El Imperio estadounidense siempre ha sido un proyecto bipartidista: demócratas y republicanos se han turnado ampliándolo, ensalzándolo, justificándolo. En 1914 –al año en que EE.UU. bombardeó México–, el presidente Woodrow Wilson les dijo a los graduados de la academia naval que Estados Unidos utilizaba “su armada y su ejército… como instrumentos de civilización, no de agresión”. Y en 2002, Bill Clinton les dijo a los graduados de West Point: “Los valores que habéis aprendido aquí podrán extenderse por todo el país y por todo el mundo”.
Para el pueblo de Estados Unidos, y por cierto para los pueblos de todo el mundo, más pronto que tarde estas proclamas revelan su falsedad.

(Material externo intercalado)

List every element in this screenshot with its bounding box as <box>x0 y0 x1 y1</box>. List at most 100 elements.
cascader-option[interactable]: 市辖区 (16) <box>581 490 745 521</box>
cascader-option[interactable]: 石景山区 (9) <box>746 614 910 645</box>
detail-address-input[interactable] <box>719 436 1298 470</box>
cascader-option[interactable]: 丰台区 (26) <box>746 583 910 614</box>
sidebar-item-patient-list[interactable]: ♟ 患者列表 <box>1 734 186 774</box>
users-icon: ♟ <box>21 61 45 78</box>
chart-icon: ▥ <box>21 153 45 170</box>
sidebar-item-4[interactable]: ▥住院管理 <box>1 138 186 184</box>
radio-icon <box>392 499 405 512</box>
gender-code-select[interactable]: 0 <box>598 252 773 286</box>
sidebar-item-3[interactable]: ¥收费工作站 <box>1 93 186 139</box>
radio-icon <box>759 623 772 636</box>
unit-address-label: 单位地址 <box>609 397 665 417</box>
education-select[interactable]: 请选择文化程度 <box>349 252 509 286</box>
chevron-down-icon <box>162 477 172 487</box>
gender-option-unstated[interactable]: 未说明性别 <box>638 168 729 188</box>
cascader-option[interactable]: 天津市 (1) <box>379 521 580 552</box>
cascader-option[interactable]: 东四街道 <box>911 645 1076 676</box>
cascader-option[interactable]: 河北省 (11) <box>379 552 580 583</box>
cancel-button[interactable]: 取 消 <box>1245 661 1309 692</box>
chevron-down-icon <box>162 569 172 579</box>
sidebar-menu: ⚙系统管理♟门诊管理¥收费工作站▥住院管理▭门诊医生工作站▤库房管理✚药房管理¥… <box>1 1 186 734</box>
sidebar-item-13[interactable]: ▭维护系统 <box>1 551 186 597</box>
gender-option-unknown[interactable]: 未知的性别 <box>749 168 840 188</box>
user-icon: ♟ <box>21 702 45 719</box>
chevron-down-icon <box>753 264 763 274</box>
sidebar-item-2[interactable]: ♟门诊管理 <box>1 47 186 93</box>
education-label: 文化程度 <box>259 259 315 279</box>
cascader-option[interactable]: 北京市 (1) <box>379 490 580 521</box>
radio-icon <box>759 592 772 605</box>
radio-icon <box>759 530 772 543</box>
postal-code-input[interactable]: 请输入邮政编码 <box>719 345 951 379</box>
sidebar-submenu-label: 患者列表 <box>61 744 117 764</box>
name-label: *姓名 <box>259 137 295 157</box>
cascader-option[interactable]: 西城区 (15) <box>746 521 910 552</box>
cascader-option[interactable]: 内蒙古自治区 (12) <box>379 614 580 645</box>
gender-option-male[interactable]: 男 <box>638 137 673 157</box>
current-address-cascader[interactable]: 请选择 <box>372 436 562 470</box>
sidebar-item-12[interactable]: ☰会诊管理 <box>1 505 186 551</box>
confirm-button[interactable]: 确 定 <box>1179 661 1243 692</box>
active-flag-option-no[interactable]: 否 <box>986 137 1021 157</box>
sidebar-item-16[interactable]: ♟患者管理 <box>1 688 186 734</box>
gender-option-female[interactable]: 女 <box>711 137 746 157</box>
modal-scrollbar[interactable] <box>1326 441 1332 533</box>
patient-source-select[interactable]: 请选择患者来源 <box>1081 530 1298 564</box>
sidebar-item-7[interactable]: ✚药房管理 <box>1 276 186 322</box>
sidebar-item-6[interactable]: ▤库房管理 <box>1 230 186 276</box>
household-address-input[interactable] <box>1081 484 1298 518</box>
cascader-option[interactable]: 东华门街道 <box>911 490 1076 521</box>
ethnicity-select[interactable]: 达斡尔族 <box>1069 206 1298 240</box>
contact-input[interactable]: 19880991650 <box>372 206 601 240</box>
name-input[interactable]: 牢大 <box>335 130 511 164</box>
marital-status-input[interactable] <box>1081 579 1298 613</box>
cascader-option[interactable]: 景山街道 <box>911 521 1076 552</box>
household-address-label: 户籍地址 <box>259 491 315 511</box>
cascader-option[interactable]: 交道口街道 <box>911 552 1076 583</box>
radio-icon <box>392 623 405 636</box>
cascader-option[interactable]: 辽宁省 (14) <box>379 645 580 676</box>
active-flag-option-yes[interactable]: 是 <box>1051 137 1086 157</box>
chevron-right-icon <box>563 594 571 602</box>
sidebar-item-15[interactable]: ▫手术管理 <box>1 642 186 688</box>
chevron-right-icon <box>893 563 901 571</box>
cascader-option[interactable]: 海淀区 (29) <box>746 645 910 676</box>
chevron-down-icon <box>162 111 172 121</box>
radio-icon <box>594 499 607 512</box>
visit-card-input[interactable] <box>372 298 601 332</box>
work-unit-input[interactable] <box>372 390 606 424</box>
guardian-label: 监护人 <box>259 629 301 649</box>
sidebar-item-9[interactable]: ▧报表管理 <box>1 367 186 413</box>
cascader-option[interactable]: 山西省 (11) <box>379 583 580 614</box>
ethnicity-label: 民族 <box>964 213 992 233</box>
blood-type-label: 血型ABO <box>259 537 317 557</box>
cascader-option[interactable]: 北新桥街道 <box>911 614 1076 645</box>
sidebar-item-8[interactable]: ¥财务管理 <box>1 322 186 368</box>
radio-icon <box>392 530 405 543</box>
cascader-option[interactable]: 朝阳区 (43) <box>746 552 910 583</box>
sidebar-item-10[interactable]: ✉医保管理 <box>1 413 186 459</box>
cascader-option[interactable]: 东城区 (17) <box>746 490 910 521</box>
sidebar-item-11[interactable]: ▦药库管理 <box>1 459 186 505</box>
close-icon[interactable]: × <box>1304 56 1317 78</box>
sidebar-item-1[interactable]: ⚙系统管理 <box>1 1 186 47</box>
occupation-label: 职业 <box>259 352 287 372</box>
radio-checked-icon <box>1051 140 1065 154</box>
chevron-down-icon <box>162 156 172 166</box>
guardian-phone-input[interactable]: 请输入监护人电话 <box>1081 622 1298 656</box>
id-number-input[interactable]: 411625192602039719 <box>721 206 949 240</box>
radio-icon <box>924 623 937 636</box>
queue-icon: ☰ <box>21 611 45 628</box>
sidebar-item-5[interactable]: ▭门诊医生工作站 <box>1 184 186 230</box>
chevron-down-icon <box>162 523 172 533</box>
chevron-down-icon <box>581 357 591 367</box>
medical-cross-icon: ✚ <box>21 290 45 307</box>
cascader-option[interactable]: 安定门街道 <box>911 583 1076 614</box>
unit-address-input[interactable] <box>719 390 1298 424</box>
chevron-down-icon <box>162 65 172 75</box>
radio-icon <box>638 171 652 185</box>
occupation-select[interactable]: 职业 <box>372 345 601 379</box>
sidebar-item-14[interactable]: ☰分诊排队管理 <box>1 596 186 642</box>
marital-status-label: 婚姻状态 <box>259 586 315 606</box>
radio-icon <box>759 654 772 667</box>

La retórica, a menudo convincente en un primer momento, se convierte pronto en algo abrumador por los horrores que ya no pueden seguir escondiéndose: los cadáveres ensangrentados de Iraq, los miembros desgarrados de los soldados estadounidenses, los millones de familias expulsadas de sus hogar, tanto en Oriente Medio como en el Delta del Mississippi.
¿No han empezado a perder asidero en nuestra mente esas justificaciones imperiales incrustadas en nuestra cultura, que agreden nuestro sentido común –que la guerra es necesaria para la seguridad, que su expansión es fundamental para la civilización–? ¿Habremos llegado acaso a ese punto en la historia en el que estemos preparados a abrazar una nueva manera de vivir en el mundo, en la que la cuestión no sea ampliar nuestro poder militar sino nuestra humanidad?
Nota: *. “Los Pentagon Papers (los Papeles del Pentágono), titulados oficialmente United States – Vietnam Relations, 1945–1967: A Study Prepared by the Department of Defense (Relaciones Estados Unidos – Vietnam, 1945-1967: Un estudio elaborado por el Departamento de Defensa), es el nombre popular de un documento secreto que contiene la historia de la implicación de Estados Unidos en Vietnam entre 1945 y 1967. Los Pentagon Papers empezaron a publicarse en la primera página de The New York Times en 1971” (extraído de Wikipedia por el traductor).
Howard Zinn (1922–2010) fue historiador, autor de obras de teatro y activista. Escribió A People’s History of the United States (en castellano, La otra historia de los Estados Unidos.Editorial Hiru. Hondarribia, Guipúzcoa, 2005) y A People’s History of American Empire (presentado en formato cómic), junto con Mike Konopacki y Paul Buhle. Enseñó en el Instituto Spelman, un instituto universitario para mujeres negras de Atlanta, donde se convirtió en un activo integrante del movimiento por los derechos civiles.
Después de ser expulsado del Spelman por su apoyo a las reivindicaciones de los estudiantes, Zinn fue profesor de Ciencias Políticas de la Universidad de Boston. Ha escrito muchos libros, entre ellos una autobiografía: You Can’t Be Neutral on a Moving Train (en castellano, Nadie es neutral en un tren en marcha. Editorial Hiru, Hondarribia, Guipuzcoa, 2001). Recibió el premio de literatura de no ficción de la Fundación Lannan y el premio Eugene V. Debs por sus escritos y su activismo político.